God doesn’t give up on physical bodies but redeems the dead, and this shapes how Christians think about life, death, justice, bodies, sin and righteousness.
In the first century, powerful men gathered against Jesus to attack his theology and understanding of how the world worked, just as Job’s friends did to him. In Luke 20, the priests and scribes, mostly belonging to the ideology of the Sadducees, were trying to undermine Jesus. First, they wanted to know by whose authority Jesus was preaching and teaching in the temple—in their domain (1-2). Jesus’ answers reinforced his popularity with the crowd while making the priests look silly. The scribes and priests didn’t dare to publicly arrest Jesus. Instead, they sought to draw him into rhetorical traps (19-20) to isolate him from his Jewish supporters. Their first attempt to ambush Jesus was to trap him into committing “treason” against the occupying Romans and, therefore, undercutting Jewish hopes for freedom. Jesus wisely found his way out of their trap.

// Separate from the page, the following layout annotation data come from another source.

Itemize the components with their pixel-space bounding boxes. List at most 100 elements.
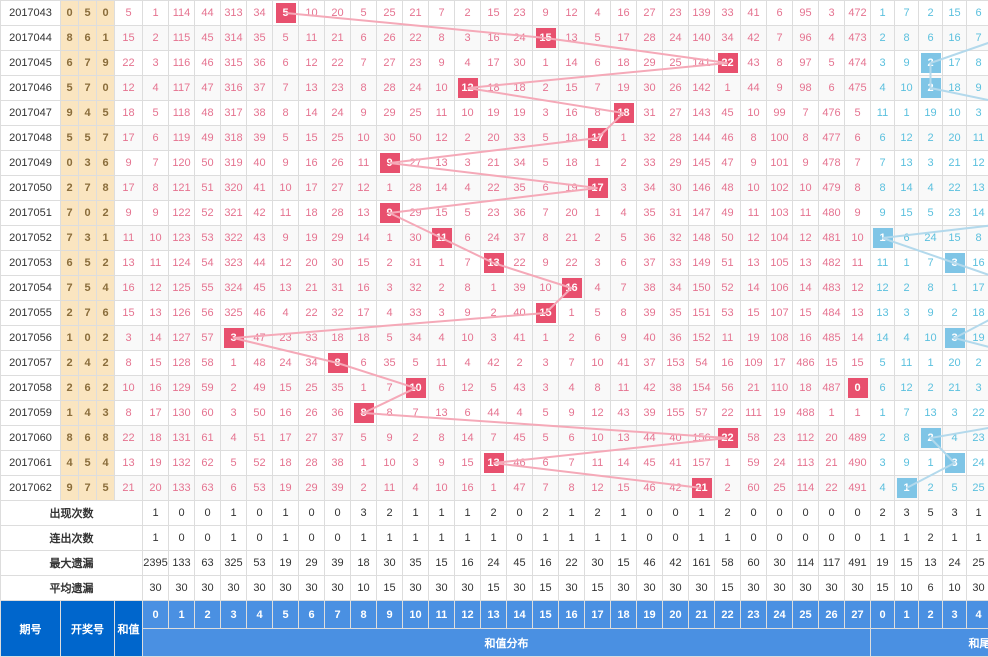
dist-col-index: 8 bbox=[351, 601, 377, 629]
sum-cell: 5 bbox=[115, 1, 143, 26]
tail-cell: 20 bbox=[943, 126, 967, 151]
dist-cell: 43 bbox=[247, 226, 273, 251]
dist-cell: 13 bbox=[429, 401, 455, 426]
dist-cell: 45 bbox=[637, 451, 663, 476]
dist-cell: 141 bbox=[689, 51, 715, 76]
dist-col-index: 11 bbox=[429, 601, 455, 629]
period-cell: 2017062 bbox=[1, 476, 61, 501]
dist-cell: 20 bbox=[819, 426, 845, 451]
draw-digit: 8 bbox=[61, 426, 79, 451]
dist-cell: 12 bbox=[429, 126, 455, 151]
dist-cell: 118 bbox=[169, 101, 195, 126]
dist-cell: 35 bbox=[377, 351, 403, 376]
draw-digit: 7 bbox=[61, 276, 79, 301]
dist-cell: 44 bbox=[247, 251, 273, 276]
dist-col-index: 17 bbox=[585, 601, 611, 629]
dist-col-index: 6 bbox=[299, 601, 325, 629]
tail-cell: 6 bbox=[967, 1, 988, 26]
dist-cell: 30 bbox=[325, 251, 351, 276]
dist-cell: 23 bbox=[507, 1, 533, 26]
stat-row: 连出次数100101001111110111100110000011211211… bbox=[1, 526, 988, 551]
dist-cell: 30 bbox=[507, 51, 533, 76]
dist-cell: 15 bbox=[143, 351, 169, 376]
dist-cell: 37 bbox=[247, 76, 273, 101]
draw-digit: 6 bbox=[61, 51, 79, 76]
dist-cell: 57 bbox=[689, 401, 715, 426]
dist-cell: 10 bbox=[351, 126, 377, 151]
tail-cell: 18 bbox=[943, 76, 967, 101]
dist-cell: 10 bbox=[143, 226, 169, 251]
dist-cell: 41 bbox=[247, 176, 273, 201]
tail-cell: 8 bbox=[967, 226, 988, 251]
dist-cell: 2 bbox=[377, 251, 403, 276]
dist-cell: 19 bbox=[299, 226, 325, 251]
dist-cell: 19 bbox=[611, 76, 637, 101]
tail-cell: 25 bbox=[967, 476, 988, 501]
dist-cell: 1 bbox=[429, 251, 455, 276]
dist-cell: 20 bbox=[481, 126, 507, 151]
dist-cell: 11 bbox=[429, 351, 455, 376]
dist-cell: 11 bbox=[741, 201, 767, 226]
sum-cell: 17 bbox=[115, 126, 143, 151]
dist-cell: 57 bbox=[195, 326, 221, 351]
dist-cell: 320 bbox=[221, 176, 247, 201]
dist-cell: 4 bbox=[585, 276, 611, 301]
dist-cell: 2 bbox=[585, 226, 611, 251]
dist-cell: 42 bbox=[663, 476, 689, 501]
period-cell: 2017052 bbox=[1, 226, 61, 251]
dist-cell: 6 bbox=[767, 1, 793, 26]
tail-cell: 2 bbox=[919, 126, 943, 151]
dist-cell: 24 bbox=[273, 351, 299, 376]
dist-cell: 11 bbox=[793, 201, 819, 226]
dist-cell: 31 bbox=[637, 101, 663, 126]
tail-cell: 6 bbox=[919, 26, 943, 51]
draw-digit: 6 bbox=[97, 151, 115, 176]
sum-cell: 18 bbox=[115, 101, 143, 126]
tail-cell: 14 bbox=[871, 326, 895, 351]
dist-cell: 15 bbox=[845, 351, 871, 376]
dist-cell: 1 bbox=[585, 201, 611, 226]
draw-digit: 3 bbox=[79, 151, 97, 176]
draw-digit: 5 bbox=[79, 126, 97, 151]
dist-cell: 4 bbox=[611, 201, 637, 226]
dist-cell: 19 bbox=[741, 326, 767, 351]
period-cell: 2017060 bbox=[1, 426, 61, 451]
dist-cell: 5 bbox=[845, 101, 871, 126]
tail-hit: 2 bbox=[919, 76, 943, 101]
dist-cell: 10 bbox=[299, 1, 325, 26]
data-row: 2017055276151312656325464223217433392401… bbox=[1, 301, 988, 326]
dist-cell: 49 bbox=[195, 126, 221, 151]
dist-cell: 3 bbox=[585, 251, 611, 276]
draw-digit: 4 bbox=[97, 276, 115, 301]
dist-cell: 102 bbox=[767, 176, 793, 201]
dist-cell: 3 bbox=[143, 51, 169, 76]
dist-cell: 58 bbox=[741, 426, 767, 451]
dist-cell: 26 bbox=[299, 401, 325, 426]
dist-cell: 13 bbox=[143, 301, 169, 326]
dist-cell: 28 bbox=[663, 126, 689, 151]
draw-digit: 7 bbox=[79, 301, 97, 326]
tail-hit: 1 bbox=[871, 226, 895, 251]
dist-cell: 48 bbox=[247, 351, 273, 376]
dist-cell: 4 bbox=[585, 1, 611, 26]
dist-cell: 1 bbox=[559, 301, 585, 326]
dist-cell: 12 bbox=[455, 376, 481, 401]
dist-cell: 20 bbox=[143, 476, 169, 501]
dist-cell: 19 bbox=[481, 101, 507, 126]
data-row: 2017061454131913262552182838110391513466… bbox=[1, 451, 988, 476]
dist-cell: 144 bbox=[689, 126, 715, 151]
dist-cell: 33 bbox=[507, 126, 533, 151]
footer-index-row: 期号开奖号和值012345678910111213141516171819202… bbox=[1, 601, 988, 629]
dist-cell: 42 bbox=[637, 376, 663, 401]
dist-cell: 2 bbox=[143, 26, 169, 51]
dist-col-index: 24 bbox=[767, 601, 793, 629]
dist-cell: 4 bbox=[559, 376, 585, 401]
dist-cell: 12 bbox=[273, 251, 299, 276]
tail-cell: 15 bbox=[943, 226, 967, 251]
tail-cell: 2 bbox=[895, 276, 919, 301]
tail-cell: 24 bbox=[967, 451, 988, 476]
dist-cell: 8 bbox=[429, 26, 455, 51]
dist-cell: 13 bbox=[559, 26, 585, 51]
draw-digit: 7 bbox=[61, 201, 79, 226]
dist-cell: 15 bbox=[611, 476, 637, 501]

The Sadducees’ next trap was also meant to peel off support for the preacher and miracle-worker from Galilee. This time, instead of tempting him with politics, they sought to ridicule Jesus’ religious convictions.
The Sadducees loved to mock the upstart Pharisees for the latter’s belief in the resurrection of the dead. On this occasion, they referenced a popular story from the book of Tobit (6:13-17) about a woman whose seven husbands had all died on their wedding nights before they could conceive children. Brothers at that time were obligated to marry their brother’s widow to raise up children to preserve the deceased’s name (Deuteronomy 25:5). The Sadducees then asked Jesus whose wife the woman would be in the resurrection. As he had done earlier, Jesus evaded their rhetorical trap by undermining the premise of the question. God will raise humans after death. But in the resurrection, people don’t marry and aren’t given in marriage (Luke 20:35).

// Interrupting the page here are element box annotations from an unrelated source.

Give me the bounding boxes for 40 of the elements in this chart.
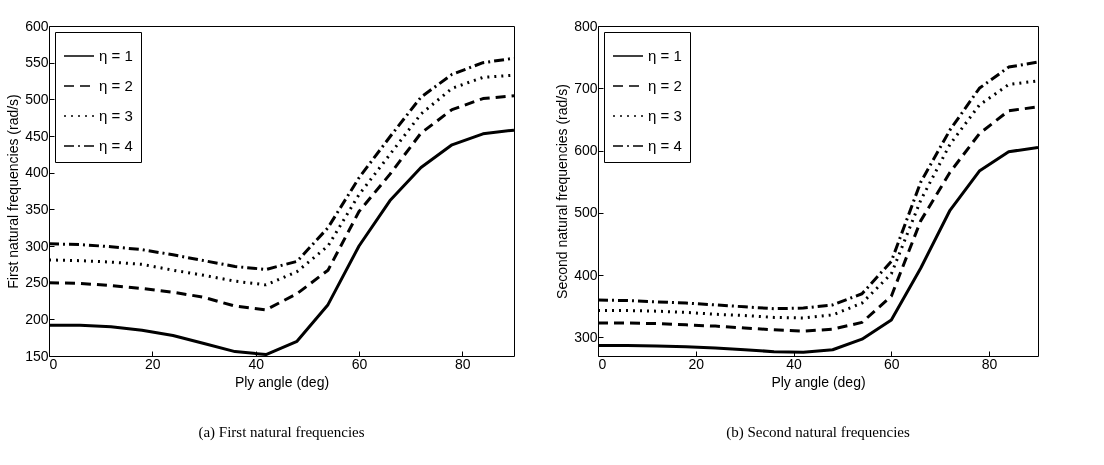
y-axis-title: First natural frequencies (rad/s) bbox=[5, 94, 22, 289]
y-tick-label: 300 bbox=[25, 237, 49, 254]
y-tick-label: 550 bbox=[25, 54, 49, 71]
y-tick-label: 300 bbox=[574, 328, 598, 345]
y-axis-title: Second natural frequencies (rad/s) bbox=[554, 84, 571, 299]
y-tick-label: 400 bbox=[574, 266, 598, 283]
y-tick-label: 800 bbox=[574, 17, 598, 34]
x-tick-label: 20 bbox=[145, 355, 161, 372]
x-tick-label: 60 bbox=[884, 355, 900, 372]
y-tick-label: 150 bbox=[25, 347, 49, 364]
text: (b) Second natural frequencies bbox=[726, 424, 910, 441]
x-tick-label: 40 bbox=[786, 355, 803, 372]
y-tick-label: 400 bbox=[25, 164, 49, 181]
y-tick-label: 600 bbox=[25, 17, 49, 34]
x-tick-label: 60 bbox=[351, 355, 368, 372]
y-tick-label: 700 bbox=[574, 79, 598, 96]
x-tick-label: 80 bbox=[455, 355, 471, 372]
legend-label: η = 3 bbox=[648, 107, 682, 124]
x-axis-title: Ply angle (deg) bbox=[234, 373, 330, 390]
x-tick-label: 20 bbox=[688, 355, 705, 372]
legend-label: η = 3 bbox=[99, 107, 133, 124]
y-tick-label: 450 bbox=[25, 127, 49, 144]
x-tick-label: 0 bbox=[49, 355, 58, 372]
text: (a) First natural frequencies bbox=[198, 424, 365, 441]
y-tick-label: 600 bbox=[574, 142, 598, 159]
y-tick-label: 500 bbox=[574, 204, 598, 221]
x-tick-label: 0 bbox=[598, 355, 607, 372]
y-tick-label: 500 bbox=[25, 90, 49, 107]
legend-label: η = 4 bbox=[99, 137, 133, 154]
y-tick-label: 200 bbox=[25, 310, 49, 327]
legend-label: η = 2 bbox=[99, 77, 133, 94]
x-axis-title: Ply angle (deg) bbox=[771, 373, 866, 390]
legend-label: η = 4 bbox=[648, 137, 682, 154]
legend-label: η = 1 bbox=[99, 47, 133, 64]
y-tick-label: 250 bbox=[25, 274, 49, 291]
legend-label: η = 1 bbox=[648, 47, 682, 64]
y-tick-label: 350 bbox=[25, 200, 49, 217]
legend-label: η = 2 bbox=[648, 77, 682, 94]
x-tick-label: 40 bbox=[248, 355, 265, 372]
x-tick-label: 80 bbox=[981, 355, 998, 372]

Jesus went further in responding to those who mocked his promise of resurrection. Many passages in the Psalms, Job, Daniel and elsewhere can be interpreted to point to resurrection. Jesus focused on the books of Moses—the Sadducees’ favorites—to point out that they should have agreed with the Pharisees in hoping for the resurrection of the dead. Moses met the Lord as “the God of Abraham, the God of Isaac and the God of Jacob” (Exodus 3:6). Jesus told them that God wasn’t the analog of the Greek god Hades, as a lord of the dead. Instead, God is the God of the living (Luke 20:38). Even though Abraham, Isaac and Jacob died, God regarded them as already raised to life, even as we all await the general resurrection of all the dead.
Some teachers of the law, presumably Pharisees, loved Jesus’ answer (39). But others, the chief priests, for example, remained antagonistic to this interloper from Galilee and his ideas about the resurrection. Even in Jesus’ day—and certainly when Job was written—the idea of the resurrection was controversial. The same is true in our day, and the resurrection hope (that we share in some form with our Jewish and Muslim neighbors) is rejected and even mocked by others.
God doesn’t give up on physical bodies but redeems the dead, and this shapes how Christians think about life, death, justice, bodies, sin and righteousness. Jesus’ insistence on the resurrection—not just his, but ours—gives us courage and focus to follow Jesus in life, death and life again.